8. Il y a deux semaines, se sont déroulées à La Rochelle les 12e Assises de l’économie de la mer. Avec 463 km de côte, il s’agit d’un enjeu majeur pour la Charente-Maritime. La croissance bleue est-elle une de vos priorités ?

L’espace littoral et maritime de la France fait partie des grands atouts de la France. Il s’agit d’un gisement de création de richesses et d’emplois. La question des infrastructures sera également centrale aussi dans ce cadre et la France a un rôle majeur à jouer. Je regrette que cette question comme la question de l’environnement en général ne soit pas plus présente dans le débat.


Propos recueillis pour la PHR par Damien Lê Thanh, Le Littoral de Charente Maritime.


Interview de François Fillon :

1. Les résultats de ce premier tour, pour la première primaire de la droite et le centre, soulignent une forte participation, avec près de 4 millions de participants. Contre toute attente, vous êtes arrivés en tête des suffrages avec 44,1 %, comment analysez-vous votre score ?

Je n’ai jamais douté, vous souvenez-vous lorsque je disais que je serai au second tour et que les sondages n’étaient pas fiables. La participation montre la mobilisation des Français autour de mon projet fondé sur une exigence de vérité.

2. Vous avez décidé d’axer votre campagne sur un discours très libéral, un choix qui semble avoir convaincu une large partie de l’électorat ?

Lorsque j’étais à 10 % des intentions de vote, les autres candidats admettaient que j’avais le meilleur programme et ils s’en sont inspirés. Depuis, j’ai obtenu plus de 44 % des suffrages. On dit que mon programme est ultra-libéral et n’est plus crédible. Un peu de sérieux. La vérité, c’est qu’il faut sortir de 30 ans de renoncement pour enfin transformer le modèle économique et social de la France. Il faut l’adapter aux réalités du XXIe siècle. Si vouloir faire ce qu’il faut pour retrouver la croissance et l’emploi, c’est être libéral, alors, j’assume le terme “libéral”. Il faut être pragmatique. On ne retrouvera pas la croissance et l’emploi avec des demi-mesures.

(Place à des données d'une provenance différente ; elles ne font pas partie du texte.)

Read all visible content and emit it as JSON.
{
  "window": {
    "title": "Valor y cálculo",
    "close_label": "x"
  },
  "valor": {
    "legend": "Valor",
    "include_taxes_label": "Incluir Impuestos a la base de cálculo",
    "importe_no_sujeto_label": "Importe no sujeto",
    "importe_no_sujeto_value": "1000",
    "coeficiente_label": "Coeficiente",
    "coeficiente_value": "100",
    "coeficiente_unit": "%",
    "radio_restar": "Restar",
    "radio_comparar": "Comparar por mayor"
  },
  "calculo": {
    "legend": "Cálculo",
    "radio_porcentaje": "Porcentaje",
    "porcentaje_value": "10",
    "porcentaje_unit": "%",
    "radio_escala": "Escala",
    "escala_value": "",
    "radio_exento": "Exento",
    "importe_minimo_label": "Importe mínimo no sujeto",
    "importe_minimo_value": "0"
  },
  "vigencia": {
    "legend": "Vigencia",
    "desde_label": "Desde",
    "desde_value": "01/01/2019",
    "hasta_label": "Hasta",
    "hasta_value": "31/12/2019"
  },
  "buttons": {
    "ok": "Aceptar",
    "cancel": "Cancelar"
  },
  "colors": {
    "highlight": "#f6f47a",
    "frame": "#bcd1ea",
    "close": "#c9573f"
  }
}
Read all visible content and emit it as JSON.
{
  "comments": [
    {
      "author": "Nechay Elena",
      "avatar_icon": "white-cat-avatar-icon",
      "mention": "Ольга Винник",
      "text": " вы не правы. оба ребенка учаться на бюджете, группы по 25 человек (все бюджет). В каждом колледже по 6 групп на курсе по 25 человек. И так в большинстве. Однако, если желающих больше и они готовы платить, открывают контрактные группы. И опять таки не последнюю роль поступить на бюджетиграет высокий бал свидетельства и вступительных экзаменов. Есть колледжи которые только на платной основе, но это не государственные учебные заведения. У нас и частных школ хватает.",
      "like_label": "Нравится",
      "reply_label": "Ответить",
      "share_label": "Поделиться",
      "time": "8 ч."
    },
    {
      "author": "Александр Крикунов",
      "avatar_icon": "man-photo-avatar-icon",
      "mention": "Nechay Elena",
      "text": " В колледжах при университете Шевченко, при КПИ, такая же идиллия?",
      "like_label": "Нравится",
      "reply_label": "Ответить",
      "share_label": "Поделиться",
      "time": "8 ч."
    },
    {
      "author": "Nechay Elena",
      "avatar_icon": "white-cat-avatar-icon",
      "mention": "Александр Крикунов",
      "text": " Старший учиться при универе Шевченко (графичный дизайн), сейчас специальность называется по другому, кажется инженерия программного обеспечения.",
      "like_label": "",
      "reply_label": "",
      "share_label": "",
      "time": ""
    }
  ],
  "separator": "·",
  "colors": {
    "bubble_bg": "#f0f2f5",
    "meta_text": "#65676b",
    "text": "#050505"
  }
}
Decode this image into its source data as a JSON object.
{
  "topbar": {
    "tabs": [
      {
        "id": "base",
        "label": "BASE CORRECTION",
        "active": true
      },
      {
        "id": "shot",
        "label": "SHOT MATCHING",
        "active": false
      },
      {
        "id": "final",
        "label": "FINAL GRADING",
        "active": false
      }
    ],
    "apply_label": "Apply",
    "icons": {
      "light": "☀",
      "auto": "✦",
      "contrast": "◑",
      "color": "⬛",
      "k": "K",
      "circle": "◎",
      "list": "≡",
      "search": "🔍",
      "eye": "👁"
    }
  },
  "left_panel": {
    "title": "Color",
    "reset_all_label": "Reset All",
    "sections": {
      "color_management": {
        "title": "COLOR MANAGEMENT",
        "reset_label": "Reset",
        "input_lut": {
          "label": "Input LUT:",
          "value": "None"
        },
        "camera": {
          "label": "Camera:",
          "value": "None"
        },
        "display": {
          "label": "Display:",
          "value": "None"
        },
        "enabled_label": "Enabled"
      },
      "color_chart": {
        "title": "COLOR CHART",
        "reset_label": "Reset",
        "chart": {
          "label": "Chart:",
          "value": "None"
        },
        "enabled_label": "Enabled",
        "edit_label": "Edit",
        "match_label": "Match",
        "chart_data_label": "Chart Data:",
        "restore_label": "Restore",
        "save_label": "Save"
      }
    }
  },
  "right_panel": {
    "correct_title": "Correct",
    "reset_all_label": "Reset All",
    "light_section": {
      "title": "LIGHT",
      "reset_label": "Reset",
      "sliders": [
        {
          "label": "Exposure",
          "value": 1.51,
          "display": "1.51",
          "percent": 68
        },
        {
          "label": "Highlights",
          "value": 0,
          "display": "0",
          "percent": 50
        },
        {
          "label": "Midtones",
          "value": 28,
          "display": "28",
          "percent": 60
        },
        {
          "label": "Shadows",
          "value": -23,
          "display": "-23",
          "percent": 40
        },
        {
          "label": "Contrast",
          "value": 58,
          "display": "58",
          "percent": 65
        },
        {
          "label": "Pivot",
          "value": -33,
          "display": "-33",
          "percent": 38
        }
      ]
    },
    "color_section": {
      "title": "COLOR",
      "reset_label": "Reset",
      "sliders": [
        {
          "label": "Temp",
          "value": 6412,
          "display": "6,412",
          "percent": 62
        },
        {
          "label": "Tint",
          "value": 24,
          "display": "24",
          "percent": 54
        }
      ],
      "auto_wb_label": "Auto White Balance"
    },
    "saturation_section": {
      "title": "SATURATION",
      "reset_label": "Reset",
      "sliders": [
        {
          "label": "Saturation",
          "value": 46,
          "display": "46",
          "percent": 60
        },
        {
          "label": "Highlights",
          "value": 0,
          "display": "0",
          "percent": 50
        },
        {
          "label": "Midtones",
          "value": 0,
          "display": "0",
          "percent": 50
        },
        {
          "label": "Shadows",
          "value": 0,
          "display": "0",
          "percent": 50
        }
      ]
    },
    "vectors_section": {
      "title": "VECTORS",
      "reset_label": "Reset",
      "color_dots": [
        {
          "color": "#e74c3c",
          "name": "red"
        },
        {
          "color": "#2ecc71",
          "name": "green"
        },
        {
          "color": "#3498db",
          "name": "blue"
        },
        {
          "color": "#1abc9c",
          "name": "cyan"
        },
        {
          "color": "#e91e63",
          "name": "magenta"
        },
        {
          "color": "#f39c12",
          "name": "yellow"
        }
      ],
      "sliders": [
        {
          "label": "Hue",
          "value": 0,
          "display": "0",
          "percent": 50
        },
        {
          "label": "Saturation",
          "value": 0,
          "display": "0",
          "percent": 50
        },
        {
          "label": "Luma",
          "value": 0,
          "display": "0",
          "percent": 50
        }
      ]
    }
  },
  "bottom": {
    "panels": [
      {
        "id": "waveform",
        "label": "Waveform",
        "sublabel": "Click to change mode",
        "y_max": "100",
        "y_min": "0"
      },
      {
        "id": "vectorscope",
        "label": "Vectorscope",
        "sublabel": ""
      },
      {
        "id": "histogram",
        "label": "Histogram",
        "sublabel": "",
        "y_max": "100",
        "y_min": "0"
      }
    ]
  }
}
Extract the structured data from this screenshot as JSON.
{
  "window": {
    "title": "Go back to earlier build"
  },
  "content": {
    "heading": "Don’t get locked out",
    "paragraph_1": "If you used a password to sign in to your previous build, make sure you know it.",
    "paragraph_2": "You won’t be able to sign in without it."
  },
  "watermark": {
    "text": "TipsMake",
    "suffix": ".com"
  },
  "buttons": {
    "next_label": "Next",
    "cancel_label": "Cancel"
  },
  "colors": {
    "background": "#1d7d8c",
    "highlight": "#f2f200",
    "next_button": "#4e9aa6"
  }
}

3. Pour ce second tour de la primaire, Nicolas Sarkozy, Bruno Le Maire et Jean-Frédéric Poisson ont annoncé vous soutenir. Le début d’une droite rassemblée ?

J’ai reçu immédiatement le soutien de l’ancien président de la République, Nicolas Sarkozy. Il s’est exprimé avec beaucoup de dignité et une grande émotion. D’autres l’ont suivi à droite au centre : Bruno Le Maire, Hervé Morin, François Sauvadet… L’alternance est à portée de main, nous devons tous être rassemblés pour qu’enfin cesse le quinquennat raté de François Hollande. Les difficultés de notre pays, 6 millions de chômeurs, 2 millions de jeunes qui ne sont ni dans un emploi ni en formation, c’est un véritable échec. Il faut y remédier. Toutes les forces d’où qu’elles viennent seront nécessaires.

4. Qu’est-ce qui vous différencie d’Alain Juppé ?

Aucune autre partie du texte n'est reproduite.